NEW YORK — Vice Media is filing for Chapter 11 bankruptcy protection, the latest digital media company to falter after a meteoric rise.
Vice said today that it has agreed to sell its assets to a consortium of lenders — Fortress Investment Group, Soros Fund Management and Monroe Capital — in exchange for $225 million in credit. Other parties will also be able to submit bids.
The bankruptcy filing arrives just weeks after the company announced it would cancel its flagship “Vice News Tonight” program amid a wave of layoffs — which was expected to impact more than 100 employees in the company’s 1,500-person workforce, the Wall Street Journal reported. The company also said it would end its Vice World News brand, making Vice News its only brand worldwide.
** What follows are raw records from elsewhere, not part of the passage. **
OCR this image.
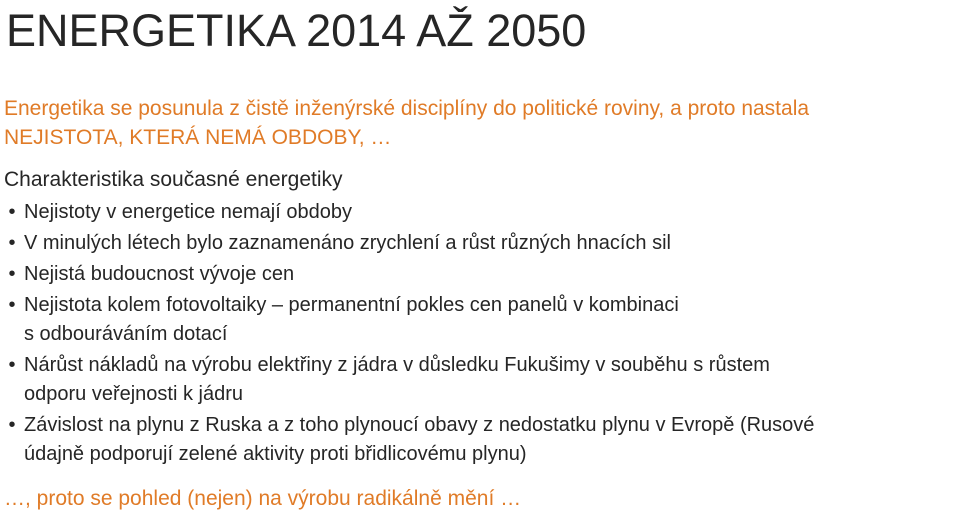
ENERGETIKA 2014 AŽ 2050
Energetika se posunula z čistě inženýrské disciplíny do politické roviny, a proto nastala
NEJISTOTA, KTERÁ NEMÁ OBDOBY, …
Charakteristika současné energetiky
• Nejistoty v energetice nemají obdoby
• V minulých létech bylo zaznamenáno zrychlení a růst různých hnacích sil
• Nejistá budoucnost vývoje cen
• Nejistota kolem fotovoltaiky – permanentní pokles cen panelů v kombinaci
s odbouráváním dotací
• Nárůst nákladů na výrobu elektřiny z jádra v důsledku Fukušimy v souběhu s růstem
odporu veřejnosti k jádru
• Závislost na plynu z Ruska a z toho plynoucí obavy z nedostatku plynu v Evropě (Rusové
údajně podporují zelené aktivity proti břidlicovému plynu)
…, proto se pohled (nejen) na výrobu radikálně mění …
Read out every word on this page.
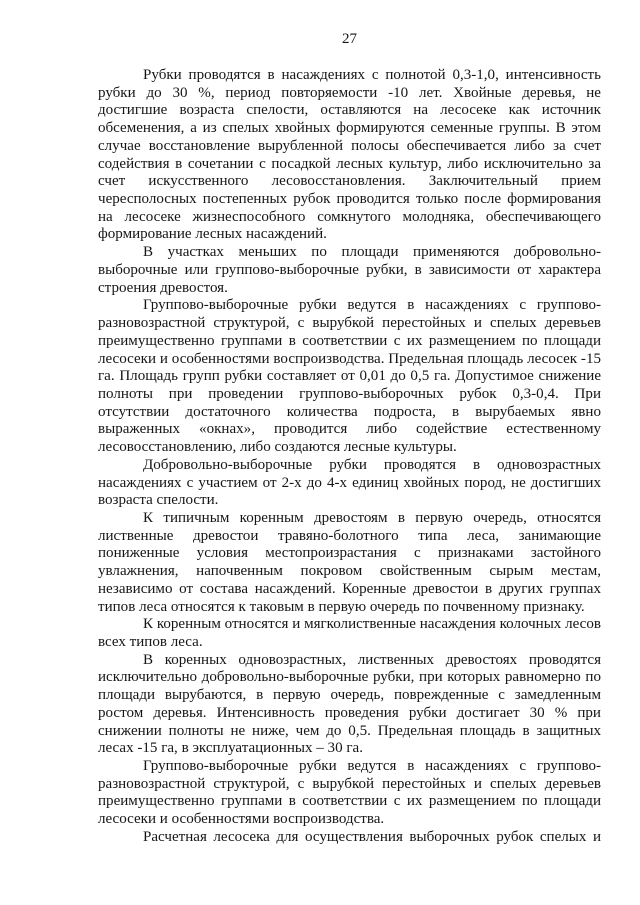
27

Рубки проводятся в насаждениях с полнотой 0,3-1,0, интенсивность рубки до 30 %, период повторяемости -10 лет. Хвойные деревья, не достигшие возраста спелости, оставляются на лесосеке как источник обсеменения, а из спелых хвойных формируются семенные группы. В этом случае восстановление вырубленной полосы обеспечивается либо за счет содействия в сочетании с посадкой лесных культур, либо исключительно за счет искусственного лесовосстановления. Заключительный прием чересполосных постепенных рубок проводится только после формирования на лесосеке жизнеспособного сомкнутого молодняка, обеспечивающего формирование лесных насаждений.

В участках меньших по площади применяются добровольно-выборочные или группово-выборочные рубки, в зависимости от характера строения древостоя.

Группово-выборочные рубки ведутся в насаждениях с группово-разновозрастной структурой, с вырубкой перестойных и спелых деревьев преимущественно группами в соответствии с их размещением по площади лесосеки и особенностями воспроизводства. Предельная площадь лесосек -15 га. Площадь групп рубки составляет от 0,01 до 0,5 га. Допустимое снижение полноты при проведении группово-выборочных рубок 0,3-0,4. При отсутствии достаточного количества подроста, в вырубаемых явно выраженных «окнах», проводится либо содействие естественному лесовосстановлению, либо создаются лесные культуры.

Добровольно-выборочные рубки проводятся в одновозрастных насаждениях с участием от 2-х до 4-х единиц хвойных пород, не достигших возраста спелости.

К типичным коренным древостоям в первую очередь, относятся лиственные древостои травяно-болотного типа леса, занимающие пониженные условия местопроизрастания с признаками застойного увлажнения, напочвенным покровом свойственным сырым местам, независимо от состава насаждений. Коренные древостои в других группах типов леса относятся к таковым в первую очередь по почвенному признаку.

К коренным относятся и мягколиственные насаждения колочных лесов всех типов леса.

В коренных одновозрастных, лиственных древостоях проводятся исключительно добровольно-выборочные рубки, при которых равномерно по площади вырубаются, в первую очередь, поврежденные с замедленным ростом деревья. Интенсивность проведения рубки достигает 30 % при снижении полноты не ниже, чем до 0,5. Предельная площадь в защитных лесах -15 га, в эксплуатационных – 30 га.

Группово-выборочные рубки ведутся в насаждениях с группово-разновозрастной структурой, с вырубкой перестойных и спелых деревьев преимущественно группами в соответствии с их размещением по площади лесосеки и особенностями воспроизводства.

Расчетная лесосека для осуществления выборочных рубок спелых и
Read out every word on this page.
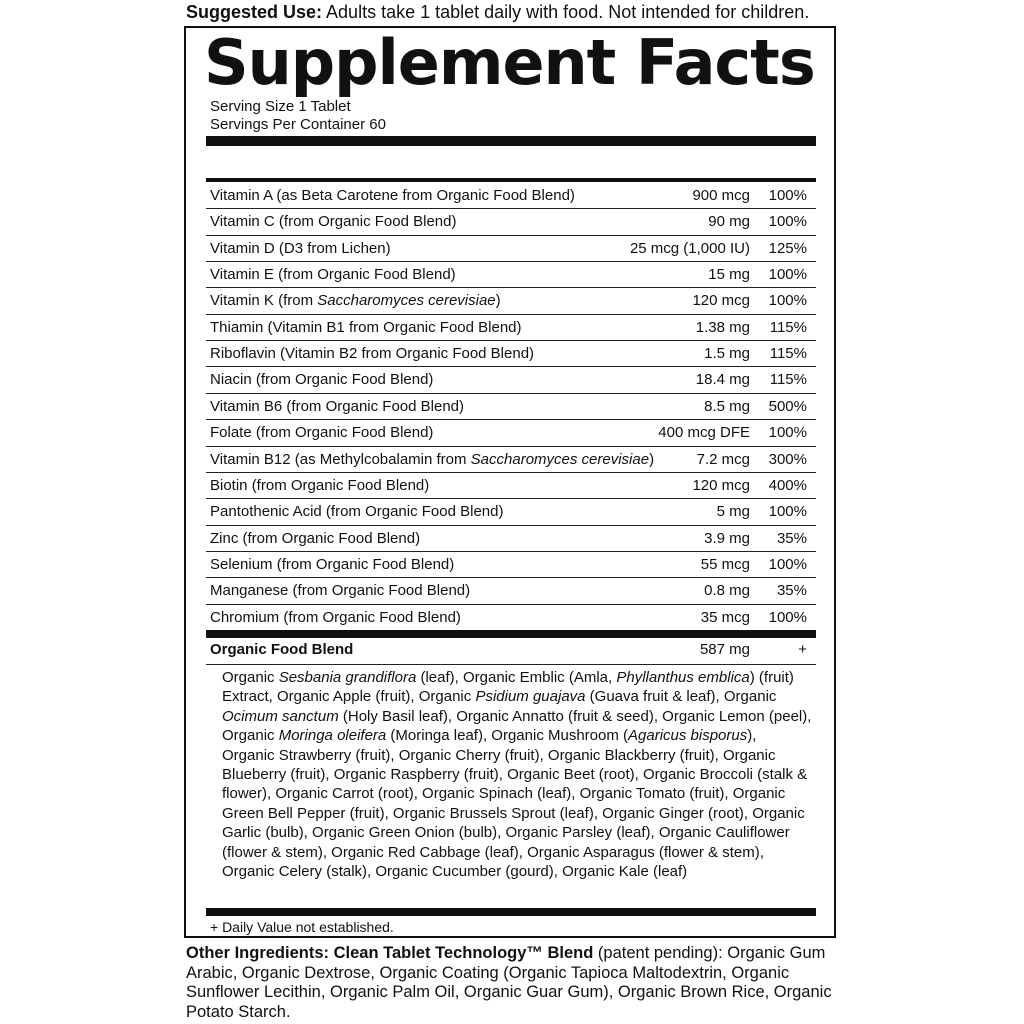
Suggested Use: Adults take 1 tablet daily with food. Not intended for children.
Supplement Facts
Serving Size 1 Tablet
Servings Per Container 60
Vitamin A (as Beta Carotene from Organic Food Blend)	900 mcg 100%
Vitamin C (from Organic Food Blend)	90 mg 100%
Vitamin D (D3 from Lichen)	25 mcg (1,000 IU) 125%
Vitamin E (from Organic Food Blend)	15 mg 100%
Vitamin K (from Saccharomyces cerevisiae)	120 mcg 100%
Thiamin (Vitamin B1 from Organic Food Blend)	1.38 mg 115%
Riboflavin (Vitamin B2 from Organic Food Blend)	1.5 mg 115%
Niacin (from Organic Food Blend)	18.4 mg 115%
Vitamin B6 (from Organic Food Blend)	8.5 mg 500%
Folate (from Organic Food Blend)	400 mcg DFE 100%
Vitamin B12 (as Methylcobalamin from Saccharomyces cerevisiae)	7.2 mcg 300%
Biotin (from Organic Food Blend)	120 mcg 400%
Pantothenic Acid (from Organic Food Blend)	5 mg 100%
Zinc (from Organic Food Blend)	3.9 mg 35%
Selenium (from Organic Food Blend)	55 mcg 100%
Manganese (from Organic Food Blend)	0.8 mg 35%
Chromium (from Organic Food Blend)	35 mcg 100%
Organic Food Blend	587 mg	+
Organic Sesbania grandiflora (leaf), Organic Emblic (Amla, Phyllanthus emblica) (fruit) Extract, Organic Apple (fruit), Organic Psidium guajava (Guava fruit & leaf), Organic Ocimum sanctum (Holy Basil leaf), Organic Annatto (fruit & seed), Organic Lemon (peel), Organic Moringa oleifera (Moringa leaf), Organic Mushroom (Agaricus bisporus), Organic Strawberry (fruit), Organic Cherry (fruit), Organic Blackberry (fruit), Organic Blueberry (fruit), Organic Raspberry (fruit), Organic Beet (root), Organic Broccoli (stalk & flower), Organic Carrot (root), Organic Spinach (leaf), Organic Tomato (fruit), Organic Green Bell Pepper (fruit), Organic Brussels Sprout (leaf), Organic Ginger (root), Organic Garlic (bulb), Organic Green Onion (bulb), Organic Parsley (leaf), Organic Cauliflower (flower & stem), Organic Red Cabbage (leaf), Organic Asparagus (flower & stem), Organic Celery (stalk), Organic Cucumber (gourd), Organic Kale (leaf)
+ Daily Value not established.
Other Ingredients: Clean Tablet Technology™ Blend (patent pending): Organic Gum Arabic, Organic Dextrose, Organic Coating (Organic Tapioca Maltodextrin, Organic Sunflower Lecithin, Organic Palm Oil, Organic Guar Gum), Organic Brown Rice, Organic Potato Starch.
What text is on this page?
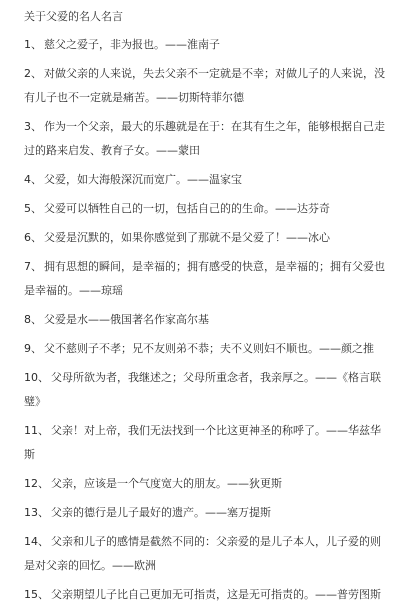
关于父爱的名人名言

1、 慈父之爱子，非为报也。——淮南子

2、 对做父亲的人来说，失去父亲不一定就是不幸；对做儿子的人来说，没有儿子也不一定就是痛苦。——切斯特菲尔德

3、 作为一个父亲，最大的乐趣就是在于：在其有生之年，能够根据自己走过的路来启发、教育子女。——蒙田

4、 父爱，如大海般深沉而宽广。——温家宝

5、 父爱可以牺牲自己的一切，包括自己的的生命。——达芬奇

6、 父爱是沉默的，如果你感觉到了那就不是父爱了！——冰心

7、 拥有思想的瞬间，是幸福的；拥有感受的快意，是幸福的；拥有父爱也是幸福的。——琼瑶

8、 父爱是水——俄国著名作家高尔基

9、 父不慈则子不孝；兄不友则弟不恭；夫不义则妇不顺也。——颜之推

10、 父母所欲为者，我继述之；父母所重念者，我亲厚之。——《格言联璧》

11、 父亲！对上帝，我们无法找到一个比这更神圣的称呼了。——华兹华斯

12、 父亲，应该是一个气度宽大的朋友。——狄更斯

13、 父亲的德行是儿子最好的遗产。——塞万提斯

14、 父亲和儿子的感情是截然不同的：父亲爱的是儿子本人，儿子爱的则是对父亲的回忆。——欧洲

15、 父亲期望儿子比自己更加无可指责，这是无可指责的。——普劳图斯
Today’s filing comes amid a wave of media layoffs and closures — including job cuts at Gannett, NPR, the Washington Post and more over recent months. In April, BuzzFeed Inc. announced that its Pulitzer Prize winning digital media outlet BuzzFeed News was being shut down as part of a cost-cutting drive by its corporate parent.
Digital advertising has plummeted this year, cutting into the profitability of major tech companies from Google to Facebook.
Vice Media’s roots date back to 1994, with the launch of Vice’s original punk magazine in Montreal. Vice soon moved to New York and built itself into a global media company.
Over the years, Vice developed a reputation for in-your-face journalism that covered daring stories around the world. The media company’s assets also includes film and TV production, an in-house marketing agency, and brands such as Refinery 29 and Unbothered.
The media company has struggled to turn around profits in recent years. Amid its financial crunch, Vice secured $30 million in debt financing from Fortress Investment Group in February, the Wall Street Journal reported.
In 2017, Vice was valued at $5.7 billion. Now, however, most experts estimate the company is worth just a fraction of that, The New York Times reported earlier this month.
Vice co-CEOs Bruce Dixon and Hozefa Lokhandwala said the sale process will strengthen the company and position it for long-term growth, “thereby safeguarding the kind of authentic journalism and content creation that makes VICE such a trusted brand for young people and such a valued partner to brands, agencies and platforms.”